話語輕佻,一雙剪水雙瞳內春色微漾。任誰都能聽出郝春言外之意。
陳景明果然氣的臉色煞白,薄唇如含了蠟般抖個不停。
姬央微愣,這位新受封的小侯爺驕矜肆意,倒是莫名令他想起了長安——王孫公子,逍遙坦蕩絕憂愁。
因為這點子隐秘的懷念,姬央唇邊不免帶了點笑。他難得起了促狹心,居然開了個昔日世家子間慣常的玩笑。“侯爺如此執着于君寒,難不成,竟是要與他結契兄弟不成?”
郝春眼眸一亮,笑嘻嘻地接口道:“這個,須先考校過他是否有那個本事再說!”
到底是牧馬喂草的本事,還是下頭二兩肉的本錢,郝春沒挑明,但是眼珠子卻往下溜了一圈。
下流至極!
隔着一層月白色僧袍,陳景明倏地覺得身下涼飕飕的,整個人都被這下流胚看了個精光。他立刻怒沖沖地提高聲音呵斥道:“侯爺,請你自重!”

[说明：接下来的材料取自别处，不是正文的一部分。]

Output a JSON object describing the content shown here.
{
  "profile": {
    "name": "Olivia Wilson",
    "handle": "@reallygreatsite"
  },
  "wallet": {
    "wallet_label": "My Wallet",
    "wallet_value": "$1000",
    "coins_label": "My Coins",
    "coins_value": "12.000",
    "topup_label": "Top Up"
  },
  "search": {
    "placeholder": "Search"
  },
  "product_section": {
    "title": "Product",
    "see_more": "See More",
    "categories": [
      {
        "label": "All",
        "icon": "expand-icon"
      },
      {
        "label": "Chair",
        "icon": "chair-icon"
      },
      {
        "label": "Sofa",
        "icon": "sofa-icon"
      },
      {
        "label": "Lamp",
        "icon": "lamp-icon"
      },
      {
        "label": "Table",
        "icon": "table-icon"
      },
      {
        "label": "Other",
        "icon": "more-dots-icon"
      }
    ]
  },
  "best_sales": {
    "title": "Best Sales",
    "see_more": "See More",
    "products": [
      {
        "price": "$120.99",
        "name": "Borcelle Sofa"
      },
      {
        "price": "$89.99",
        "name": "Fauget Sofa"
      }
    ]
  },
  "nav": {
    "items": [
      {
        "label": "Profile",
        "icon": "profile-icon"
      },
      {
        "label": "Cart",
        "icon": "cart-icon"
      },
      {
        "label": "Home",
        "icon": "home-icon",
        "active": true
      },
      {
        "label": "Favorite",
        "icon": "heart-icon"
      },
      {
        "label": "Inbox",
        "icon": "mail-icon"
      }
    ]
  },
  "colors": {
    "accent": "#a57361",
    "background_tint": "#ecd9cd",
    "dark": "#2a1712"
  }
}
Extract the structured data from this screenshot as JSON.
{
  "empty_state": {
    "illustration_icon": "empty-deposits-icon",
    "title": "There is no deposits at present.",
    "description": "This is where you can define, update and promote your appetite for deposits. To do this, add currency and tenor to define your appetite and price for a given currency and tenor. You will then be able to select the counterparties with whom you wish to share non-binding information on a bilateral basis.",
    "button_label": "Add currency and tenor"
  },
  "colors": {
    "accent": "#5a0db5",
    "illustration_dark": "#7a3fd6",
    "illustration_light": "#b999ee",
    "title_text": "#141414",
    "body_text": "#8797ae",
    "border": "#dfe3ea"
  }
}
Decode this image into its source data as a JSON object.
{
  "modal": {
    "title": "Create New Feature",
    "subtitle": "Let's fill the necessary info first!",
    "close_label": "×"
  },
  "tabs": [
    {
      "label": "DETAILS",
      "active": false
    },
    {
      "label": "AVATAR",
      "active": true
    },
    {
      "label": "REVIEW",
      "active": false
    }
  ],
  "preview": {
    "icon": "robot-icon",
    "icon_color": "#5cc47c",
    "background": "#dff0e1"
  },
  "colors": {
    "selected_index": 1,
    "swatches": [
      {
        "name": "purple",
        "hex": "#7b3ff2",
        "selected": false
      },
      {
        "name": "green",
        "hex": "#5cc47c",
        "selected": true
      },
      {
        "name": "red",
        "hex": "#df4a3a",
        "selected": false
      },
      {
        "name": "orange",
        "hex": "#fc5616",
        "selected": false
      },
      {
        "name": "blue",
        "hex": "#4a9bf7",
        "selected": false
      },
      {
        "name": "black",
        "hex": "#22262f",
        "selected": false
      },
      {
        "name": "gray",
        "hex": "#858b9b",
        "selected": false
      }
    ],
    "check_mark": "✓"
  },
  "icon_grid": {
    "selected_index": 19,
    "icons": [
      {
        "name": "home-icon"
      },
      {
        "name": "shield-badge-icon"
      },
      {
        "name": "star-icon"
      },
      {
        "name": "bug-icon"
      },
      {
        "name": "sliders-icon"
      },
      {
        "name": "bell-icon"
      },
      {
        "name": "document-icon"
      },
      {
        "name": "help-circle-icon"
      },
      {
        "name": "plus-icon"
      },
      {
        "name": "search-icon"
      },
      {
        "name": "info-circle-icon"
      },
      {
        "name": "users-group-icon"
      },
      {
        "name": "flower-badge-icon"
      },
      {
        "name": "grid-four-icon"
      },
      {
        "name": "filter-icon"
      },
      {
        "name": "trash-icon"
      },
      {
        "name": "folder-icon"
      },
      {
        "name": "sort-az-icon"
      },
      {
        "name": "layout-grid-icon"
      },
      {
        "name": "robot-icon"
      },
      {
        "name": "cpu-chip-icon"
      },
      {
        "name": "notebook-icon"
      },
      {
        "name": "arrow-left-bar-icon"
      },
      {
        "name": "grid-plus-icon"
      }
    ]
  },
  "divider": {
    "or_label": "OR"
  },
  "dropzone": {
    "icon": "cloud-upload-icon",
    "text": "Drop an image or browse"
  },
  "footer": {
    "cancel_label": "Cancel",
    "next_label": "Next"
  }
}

啧,又來了。郝春內心翻了個白眼,面上卻依然嬉皮笑臉的。“嘿嘿,你替小爺我牽馬,到了僻靜處,爺讓你掂掂……”
郝春湊前一步,幾乎擦着陳景明鬓邊,壓低嗓音輕笑道:“爺讓你掂掂,爺到底重不重,嗯?”
雖說話語聲壓低了,但到底當着姬央的面,陳景明一瞬間耳根子下起火,整個人都炸了。
“浪蕩子!”陳景明猛地揪住郝春衣領,惡狠狠地推了他一把。
郝春倒沒料到他會動手。他一直當這個叫君寒的少年是個弱不禁風的讀書人!這下子猝不及防地,叫這個“讀書人”推了個趔趄,面子頓時下不來。
“喲呵,怎麽着,你還要打人不成?”郝春漲紅了臉,立刻擰眉豎眼地開始捋袖子。“來來來,小爺我就陪你玩兒兩招!”
姬央一見情勢不對,後悔自家嘴賤,和這兩個小少年開了個莫須有的玩笑。他趕忙上前拉架。“阿彌陀佛!千錯萬錯,都是貧僧的不是。這麽着吧,侯爺若是缺個牽馬的小厮,呃……貧僧雖老了些,勉強還能健步如飛,這就陪侯爺去後山成不?”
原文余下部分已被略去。